Das Leuchten der purpurnen Berge (German Edition)
Töte es, hatten der Älteste und Wirinun gesagt, und
unser Stamm lebt endlich wieder in Frieden. Jalyuri seufzte. Er wollte nicht
töten, aber er wollte auch nicht seine Kinder sterben lassen und Unheil über
seine Leute bringen. Gesetze sind da, damit das Leben der Menschen und Tiere
und Pflanzen und Steine geordnet ist, wusste er. Ihre Gesetzte waren alt, sehr,
sehr alt, und sie änderten sich nicht. Wenn er sie befolgte, stand er unter dem
Schutz von Baiame, dem Schöpfer. Auch der Gott der Weißen hatte Gesetze
erlassen. Du sollst nicht töten ... ja, das Gesetz kannte er. Aber er war ein
Pintubi, und seine Ahnen waren Pintubi. So schlimm es auch war, er musste es
einfach tun.
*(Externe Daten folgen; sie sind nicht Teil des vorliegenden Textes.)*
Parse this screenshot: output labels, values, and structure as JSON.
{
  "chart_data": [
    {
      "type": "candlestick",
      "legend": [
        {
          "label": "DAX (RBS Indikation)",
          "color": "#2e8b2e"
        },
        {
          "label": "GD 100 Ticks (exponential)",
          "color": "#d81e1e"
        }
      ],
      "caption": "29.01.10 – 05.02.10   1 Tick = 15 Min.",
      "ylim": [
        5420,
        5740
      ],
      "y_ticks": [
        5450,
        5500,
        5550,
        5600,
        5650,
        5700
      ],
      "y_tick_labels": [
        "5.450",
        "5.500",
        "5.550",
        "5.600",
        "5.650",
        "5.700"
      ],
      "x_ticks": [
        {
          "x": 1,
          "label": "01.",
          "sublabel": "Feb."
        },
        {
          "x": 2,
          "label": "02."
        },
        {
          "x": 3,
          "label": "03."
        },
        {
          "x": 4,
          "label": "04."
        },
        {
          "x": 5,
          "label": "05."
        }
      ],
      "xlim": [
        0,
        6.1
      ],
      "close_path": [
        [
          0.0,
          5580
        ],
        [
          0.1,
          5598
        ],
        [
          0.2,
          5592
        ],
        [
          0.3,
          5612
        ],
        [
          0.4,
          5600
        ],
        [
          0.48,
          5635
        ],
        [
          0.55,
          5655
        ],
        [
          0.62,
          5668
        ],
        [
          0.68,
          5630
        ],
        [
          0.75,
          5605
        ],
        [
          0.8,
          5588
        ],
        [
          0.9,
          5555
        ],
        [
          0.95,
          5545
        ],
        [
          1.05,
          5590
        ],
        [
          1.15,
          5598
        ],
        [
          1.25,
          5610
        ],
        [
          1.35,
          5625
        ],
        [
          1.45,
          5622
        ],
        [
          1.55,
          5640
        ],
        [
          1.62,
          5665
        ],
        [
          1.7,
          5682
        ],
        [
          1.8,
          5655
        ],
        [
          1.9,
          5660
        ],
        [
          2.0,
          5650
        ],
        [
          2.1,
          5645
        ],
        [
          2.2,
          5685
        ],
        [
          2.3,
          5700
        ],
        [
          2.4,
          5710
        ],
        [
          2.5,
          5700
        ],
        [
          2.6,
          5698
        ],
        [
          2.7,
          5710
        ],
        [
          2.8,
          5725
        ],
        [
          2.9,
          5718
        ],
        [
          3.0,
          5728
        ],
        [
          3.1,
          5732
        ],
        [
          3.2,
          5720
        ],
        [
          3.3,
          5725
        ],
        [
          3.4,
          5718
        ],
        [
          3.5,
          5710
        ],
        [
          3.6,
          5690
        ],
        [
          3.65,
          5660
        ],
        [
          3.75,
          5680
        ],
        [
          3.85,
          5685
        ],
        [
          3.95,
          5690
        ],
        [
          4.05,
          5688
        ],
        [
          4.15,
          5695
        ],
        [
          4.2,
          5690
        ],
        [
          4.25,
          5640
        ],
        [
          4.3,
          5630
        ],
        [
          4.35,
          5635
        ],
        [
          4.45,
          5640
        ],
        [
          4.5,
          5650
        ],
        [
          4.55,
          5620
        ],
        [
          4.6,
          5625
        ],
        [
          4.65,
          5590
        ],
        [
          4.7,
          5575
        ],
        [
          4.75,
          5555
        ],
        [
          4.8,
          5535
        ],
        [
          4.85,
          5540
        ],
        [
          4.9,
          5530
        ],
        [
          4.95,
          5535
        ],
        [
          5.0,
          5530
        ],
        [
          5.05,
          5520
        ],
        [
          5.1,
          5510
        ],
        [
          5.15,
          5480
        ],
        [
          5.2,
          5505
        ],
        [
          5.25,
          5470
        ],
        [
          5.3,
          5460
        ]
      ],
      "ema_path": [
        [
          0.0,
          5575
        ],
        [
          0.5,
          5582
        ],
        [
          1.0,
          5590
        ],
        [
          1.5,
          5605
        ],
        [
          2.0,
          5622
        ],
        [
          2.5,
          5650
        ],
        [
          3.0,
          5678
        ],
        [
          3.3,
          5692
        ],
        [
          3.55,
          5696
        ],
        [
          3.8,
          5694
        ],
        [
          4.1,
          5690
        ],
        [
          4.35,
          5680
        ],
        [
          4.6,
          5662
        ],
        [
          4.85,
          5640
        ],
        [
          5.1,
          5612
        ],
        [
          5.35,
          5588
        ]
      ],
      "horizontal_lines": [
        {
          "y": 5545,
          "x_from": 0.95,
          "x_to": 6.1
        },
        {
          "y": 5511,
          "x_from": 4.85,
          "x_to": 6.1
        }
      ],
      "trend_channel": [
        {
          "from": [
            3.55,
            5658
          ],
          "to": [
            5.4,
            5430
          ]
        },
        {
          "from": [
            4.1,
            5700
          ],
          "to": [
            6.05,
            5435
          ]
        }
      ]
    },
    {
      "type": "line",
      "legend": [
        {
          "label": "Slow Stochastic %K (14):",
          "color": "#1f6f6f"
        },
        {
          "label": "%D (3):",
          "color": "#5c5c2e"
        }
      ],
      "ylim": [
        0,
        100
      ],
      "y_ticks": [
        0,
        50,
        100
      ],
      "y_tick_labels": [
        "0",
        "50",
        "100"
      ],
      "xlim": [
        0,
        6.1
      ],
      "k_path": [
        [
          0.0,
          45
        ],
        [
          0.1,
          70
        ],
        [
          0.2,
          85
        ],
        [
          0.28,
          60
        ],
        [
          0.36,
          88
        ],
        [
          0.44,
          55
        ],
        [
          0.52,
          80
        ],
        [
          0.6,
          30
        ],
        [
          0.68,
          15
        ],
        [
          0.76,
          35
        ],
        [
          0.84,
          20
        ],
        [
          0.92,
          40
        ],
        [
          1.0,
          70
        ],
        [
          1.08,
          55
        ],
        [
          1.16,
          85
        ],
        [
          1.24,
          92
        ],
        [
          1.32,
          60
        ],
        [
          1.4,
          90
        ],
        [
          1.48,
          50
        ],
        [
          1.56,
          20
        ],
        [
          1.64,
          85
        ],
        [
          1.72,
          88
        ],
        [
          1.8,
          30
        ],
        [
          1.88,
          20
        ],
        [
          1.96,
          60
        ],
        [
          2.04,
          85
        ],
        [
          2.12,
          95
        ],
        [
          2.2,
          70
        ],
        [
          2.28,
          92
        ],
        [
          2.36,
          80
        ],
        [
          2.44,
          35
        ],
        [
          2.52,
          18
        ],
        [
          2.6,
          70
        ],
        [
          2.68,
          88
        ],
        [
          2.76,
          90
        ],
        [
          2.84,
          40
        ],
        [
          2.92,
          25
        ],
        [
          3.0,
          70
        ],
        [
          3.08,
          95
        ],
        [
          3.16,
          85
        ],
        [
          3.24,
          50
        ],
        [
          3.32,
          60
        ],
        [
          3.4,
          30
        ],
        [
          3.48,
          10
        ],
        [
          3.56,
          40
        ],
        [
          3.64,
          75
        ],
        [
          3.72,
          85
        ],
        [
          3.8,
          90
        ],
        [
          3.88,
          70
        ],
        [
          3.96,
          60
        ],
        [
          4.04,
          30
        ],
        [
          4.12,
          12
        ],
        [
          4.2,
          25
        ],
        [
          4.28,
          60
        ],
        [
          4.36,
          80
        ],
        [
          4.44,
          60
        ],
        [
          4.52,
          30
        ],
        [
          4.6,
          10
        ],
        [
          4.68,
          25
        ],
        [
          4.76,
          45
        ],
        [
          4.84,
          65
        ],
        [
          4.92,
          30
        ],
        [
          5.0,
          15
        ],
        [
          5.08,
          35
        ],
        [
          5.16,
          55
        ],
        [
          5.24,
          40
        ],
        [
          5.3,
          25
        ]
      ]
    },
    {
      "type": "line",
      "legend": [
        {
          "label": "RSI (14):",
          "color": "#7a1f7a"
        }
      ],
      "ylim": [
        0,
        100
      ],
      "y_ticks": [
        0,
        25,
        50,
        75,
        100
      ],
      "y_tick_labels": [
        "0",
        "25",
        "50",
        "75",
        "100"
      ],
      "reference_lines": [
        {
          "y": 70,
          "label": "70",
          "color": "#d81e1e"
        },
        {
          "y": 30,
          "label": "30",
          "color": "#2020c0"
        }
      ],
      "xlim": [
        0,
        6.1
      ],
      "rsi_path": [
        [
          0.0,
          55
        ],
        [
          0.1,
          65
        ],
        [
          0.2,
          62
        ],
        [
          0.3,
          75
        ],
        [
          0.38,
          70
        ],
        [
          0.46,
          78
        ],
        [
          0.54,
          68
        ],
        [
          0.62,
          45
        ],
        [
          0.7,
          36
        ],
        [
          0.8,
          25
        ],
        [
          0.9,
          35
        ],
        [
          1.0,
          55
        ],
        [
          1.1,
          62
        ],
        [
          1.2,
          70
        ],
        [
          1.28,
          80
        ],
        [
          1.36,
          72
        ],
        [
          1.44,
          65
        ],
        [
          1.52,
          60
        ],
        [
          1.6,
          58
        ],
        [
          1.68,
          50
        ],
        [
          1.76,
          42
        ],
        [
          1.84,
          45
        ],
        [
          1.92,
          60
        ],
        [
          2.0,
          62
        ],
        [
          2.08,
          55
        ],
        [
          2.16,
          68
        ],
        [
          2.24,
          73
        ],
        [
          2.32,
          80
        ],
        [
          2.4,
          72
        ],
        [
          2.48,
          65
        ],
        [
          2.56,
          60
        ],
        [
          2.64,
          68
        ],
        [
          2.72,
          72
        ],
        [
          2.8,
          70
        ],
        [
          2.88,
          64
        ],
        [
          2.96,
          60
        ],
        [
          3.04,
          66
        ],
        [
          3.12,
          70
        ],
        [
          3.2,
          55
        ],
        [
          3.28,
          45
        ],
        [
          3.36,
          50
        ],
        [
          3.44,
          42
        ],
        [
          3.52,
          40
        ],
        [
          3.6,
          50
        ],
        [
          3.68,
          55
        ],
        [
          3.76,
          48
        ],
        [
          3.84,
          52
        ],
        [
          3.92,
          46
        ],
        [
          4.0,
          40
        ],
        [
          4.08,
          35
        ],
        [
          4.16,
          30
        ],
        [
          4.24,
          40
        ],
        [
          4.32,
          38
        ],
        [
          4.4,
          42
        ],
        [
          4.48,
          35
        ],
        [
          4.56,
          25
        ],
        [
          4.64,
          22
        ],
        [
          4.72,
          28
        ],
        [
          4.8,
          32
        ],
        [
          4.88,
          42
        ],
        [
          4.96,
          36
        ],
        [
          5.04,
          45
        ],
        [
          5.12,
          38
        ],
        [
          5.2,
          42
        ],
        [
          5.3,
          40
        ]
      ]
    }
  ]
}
Sein Kind gegen ein
anderes Kind ... und gegen seinen Bruder.
10
Es dämmerte, als Robert
aufwachte und erleichtert feststellte, dass der Sturm sie verschont hatte. Sein
Schädel drohte zu platzen. Aber er hatte ja gestern schon gewusst, dass es so
kommen würde. Er sah hinüber zu Moses. Der saß aufrecht auf seiner Decke,
starrte auf die Erde und murmelte: „Der Kadaitcha-Mann ist unterwegs.“ „Was
hast du gesagt?“ „Der Kadaitcha–Mann“, murmelte Moses erneut. Robert
versuchte mühsam, in seinem von einer Flasche Whisky benebelten Gehirn etwas zu
begreifen, doch Moses war schon längst wieder auf seine Decke zurückgesunken
und schnarchte, bis ihm klar wurde, was Moses gemeint hatte. Der Kadaichta-Mann
war unterwegs, um ihn zu finden ... und zu töten. Wie kam Moses nur auf diesen
absurden Gedanken?
Während er das nicht
verbrauchte Feuerholz der vergangenen Nacht zusammenlegte und Feuer machte,
versuchte Robert sich daran zu erinnern, wie er Moses kennen gelernt hatte.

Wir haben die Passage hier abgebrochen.